В ответ она громко рассмеялась:
– Тогда нас съедят вместе, но, пожалуйста, сейчас стой рядом…
Он так и стоял, обняв ее, прижавшись к ней, пока голова не начинала кружиться, и воздуху не хватало, и они погружались в воду, задыхаясь от наслаждения.
Это так прекрасно – ощущение любви в воде! И на траве тоже, и в постели, и в том желтом фургончике, оборудованном специально, чтобы случайные прохожие и полицейские ничего не заметили.
В тот день, когда они его купили, Давид решил провести эксперимент, припарковавшись в самом центре Абиджана, на площади Лапалюд.
– Ты что, сошел с ума?..
– Если нас поймают и посадят в тюрьму, то пусть это будет здесь, где твой отец сможет нас вытащить, и, к тому же, верну «рулот» тому типу, что мне его продал, поскольку нам не подходит…
Она закрыла глаза и совершенно отчетливо в своих воспоминаниях увидела причудливые фигуры из теней, что легли на потолок фургона, раму окна, с задернутыми плотно цветными занавесками, каждую заклепку кузова, дверные петли в шкафу, вентилятор, бесшумно вращающийся в правом углу… Все, что рассматривала в течение тех незабываемых часов, самых прекрасных в ее жизни – воспоминания зрительные и воспоминания чувственные: не ровного дыхания, усиливающегося с каждой минутой, запаха их тел, запаха их «обоих», соединившегося в один – удивительная смесь запаха мужчины и женщины, черной и белого, одеколона и духов, табака и секса… Запах, который ни с чем нельзя спутать, возбуждающий их обоих, поднимающий желания на небывалую высоту, заставляющий смеяться, обливаться потом и задыхаться.

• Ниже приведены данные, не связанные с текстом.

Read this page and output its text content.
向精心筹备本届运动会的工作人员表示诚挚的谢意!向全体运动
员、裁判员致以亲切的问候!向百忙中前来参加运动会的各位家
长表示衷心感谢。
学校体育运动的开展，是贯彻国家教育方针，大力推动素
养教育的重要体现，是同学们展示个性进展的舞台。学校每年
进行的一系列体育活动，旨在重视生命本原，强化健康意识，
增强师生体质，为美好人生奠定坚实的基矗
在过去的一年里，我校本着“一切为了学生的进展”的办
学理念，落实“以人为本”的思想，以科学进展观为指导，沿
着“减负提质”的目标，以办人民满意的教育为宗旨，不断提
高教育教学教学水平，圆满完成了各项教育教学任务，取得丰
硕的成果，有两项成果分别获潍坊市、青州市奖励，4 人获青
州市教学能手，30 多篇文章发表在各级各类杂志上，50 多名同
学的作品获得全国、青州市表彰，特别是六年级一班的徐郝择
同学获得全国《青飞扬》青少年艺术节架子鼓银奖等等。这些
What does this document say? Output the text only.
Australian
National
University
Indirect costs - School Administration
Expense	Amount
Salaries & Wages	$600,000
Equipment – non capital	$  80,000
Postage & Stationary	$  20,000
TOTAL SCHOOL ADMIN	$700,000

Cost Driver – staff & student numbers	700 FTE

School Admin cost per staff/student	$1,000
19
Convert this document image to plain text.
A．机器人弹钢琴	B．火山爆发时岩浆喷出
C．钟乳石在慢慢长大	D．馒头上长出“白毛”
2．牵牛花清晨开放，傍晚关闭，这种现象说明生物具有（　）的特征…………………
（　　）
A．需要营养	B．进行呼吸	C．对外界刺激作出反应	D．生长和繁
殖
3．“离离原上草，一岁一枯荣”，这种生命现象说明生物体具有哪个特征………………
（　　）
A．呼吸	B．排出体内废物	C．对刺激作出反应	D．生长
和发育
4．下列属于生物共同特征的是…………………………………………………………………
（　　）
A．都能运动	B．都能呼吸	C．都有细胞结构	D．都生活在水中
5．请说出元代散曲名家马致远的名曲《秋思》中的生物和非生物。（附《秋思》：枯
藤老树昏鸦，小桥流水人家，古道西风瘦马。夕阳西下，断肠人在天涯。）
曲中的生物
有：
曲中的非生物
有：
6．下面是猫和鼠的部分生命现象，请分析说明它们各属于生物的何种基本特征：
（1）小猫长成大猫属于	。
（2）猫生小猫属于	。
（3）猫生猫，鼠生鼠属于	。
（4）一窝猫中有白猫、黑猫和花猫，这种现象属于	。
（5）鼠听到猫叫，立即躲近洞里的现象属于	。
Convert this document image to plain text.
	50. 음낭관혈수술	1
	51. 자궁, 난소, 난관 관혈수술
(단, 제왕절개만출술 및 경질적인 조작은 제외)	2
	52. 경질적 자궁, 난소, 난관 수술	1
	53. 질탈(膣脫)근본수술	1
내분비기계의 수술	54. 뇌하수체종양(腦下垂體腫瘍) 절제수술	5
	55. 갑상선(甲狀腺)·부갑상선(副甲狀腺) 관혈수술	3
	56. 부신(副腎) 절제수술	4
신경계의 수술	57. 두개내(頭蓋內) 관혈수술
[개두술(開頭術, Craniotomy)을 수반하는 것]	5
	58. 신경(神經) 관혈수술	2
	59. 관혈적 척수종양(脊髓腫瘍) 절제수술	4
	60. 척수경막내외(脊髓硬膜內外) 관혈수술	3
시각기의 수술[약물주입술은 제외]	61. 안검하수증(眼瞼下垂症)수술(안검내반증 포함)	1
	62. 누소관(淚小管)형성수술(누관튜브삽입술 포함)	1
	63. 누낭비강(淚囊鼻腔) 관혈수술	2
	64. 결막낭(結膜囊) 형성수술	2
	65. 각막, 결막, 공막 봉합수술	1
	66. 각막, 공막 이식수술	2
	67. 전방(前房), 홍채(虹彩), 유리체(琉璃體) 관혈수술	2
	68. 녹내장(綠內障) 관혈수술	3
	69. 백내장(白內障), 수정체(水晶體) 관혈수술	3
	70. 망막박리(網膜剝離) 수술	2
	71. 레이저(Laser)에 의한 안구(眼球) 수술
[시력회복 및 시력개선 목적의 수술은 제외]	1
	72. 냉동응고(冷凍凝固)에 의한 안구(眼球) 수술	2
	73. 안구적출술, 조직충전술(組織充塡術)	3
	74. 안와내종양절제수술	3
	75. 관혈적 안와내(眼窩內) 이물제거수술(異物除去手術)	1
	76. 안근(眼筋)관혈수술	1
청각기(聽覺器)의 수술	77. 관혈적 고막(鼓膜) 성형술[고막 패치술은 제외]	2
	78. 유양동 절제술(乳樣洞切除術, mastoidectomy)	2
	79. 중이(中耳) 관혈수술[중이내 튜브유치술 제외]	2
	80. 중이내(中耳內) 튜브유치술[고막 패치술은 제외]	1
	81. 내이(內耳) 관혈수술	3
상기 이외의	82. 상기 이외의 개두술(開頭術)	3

И вот сейчас она сидит в смешной позе, прижавшись к деревянной балке, наблюдая за тем, как вода струится под ногами, уставшая и голодная, дурно пахнущая потом и дорожной пылью, с трудом преодолевающая естественный стыд перед тем, что приходится справлять нужду на глазах еще двадцати заключенных, что вынуждены поступать таким же образом, слыша со всех сторон запах не мытых тел ее «товарищей» по несчастью.
Сейчас бы она отдала все, что угодно, за маленький кусочек мыла, за возможность упасть в теплую воду и мыться долго, долго, покрывая всю себя, с головы до пят, белоснежной, душистой пеной. А затем завалиться на кровать, на чистые простыни и спать часов двенадцать кряду, пока Давид не разбудит ее утром, когда солнце уже поднимется, и потом он принесет ей в постель чашечку горячего кофе, ляжет рядом и начнет гладить и ласкать ее так, как только он один умеет делать.
Не слишком ли много она просит для человека, прожившего в браке всего лишь пару месяцев?
Нет, не так уж и много и не так уж и мало. Но сейчас у нее возникло странное чувство, как будто все, о чем она вспоминала, все то ощущение бесконечного счастья осталось где–то далеко, далеко, ушло, отдалилось навсегда и никогда уж более не вернется, и то, что все происходило не с ней вовсе, а наслаждался этим какой–то другой, чужой человек. Но и одновременно с этим она до конца не принимала и не понимала происходящего вокруг нее, и каждое мгновение ее мучило еще одно странное чувство, будто сейчас она находится в каком–то кошмарном сне, из которого можно выйти в любой момент, стоит лишь проснуться, открыть глаза.
– Вот проснусь сейчас, и он будет рядом, и я расскажу ему про этот дурацкий сон, а он будет смеяться надо мной…
Но это был сон, при котором переход из небытия в реальность становился все болезненней и болезненней.
Реальность – это голод, жажда, цепи, кнут и вечно голодные глаза Амина, и еще пугающее будущее…
Господь Всемогущий, какое будущее?! В чем заключается это будущее? Стать частью гарема порочного шейха, который сделает с ней, что ему на ум прейдет, или ее заставят вместе с другими рабынями изображать из себя всякую мерзость, чтобы разбудить его похоть.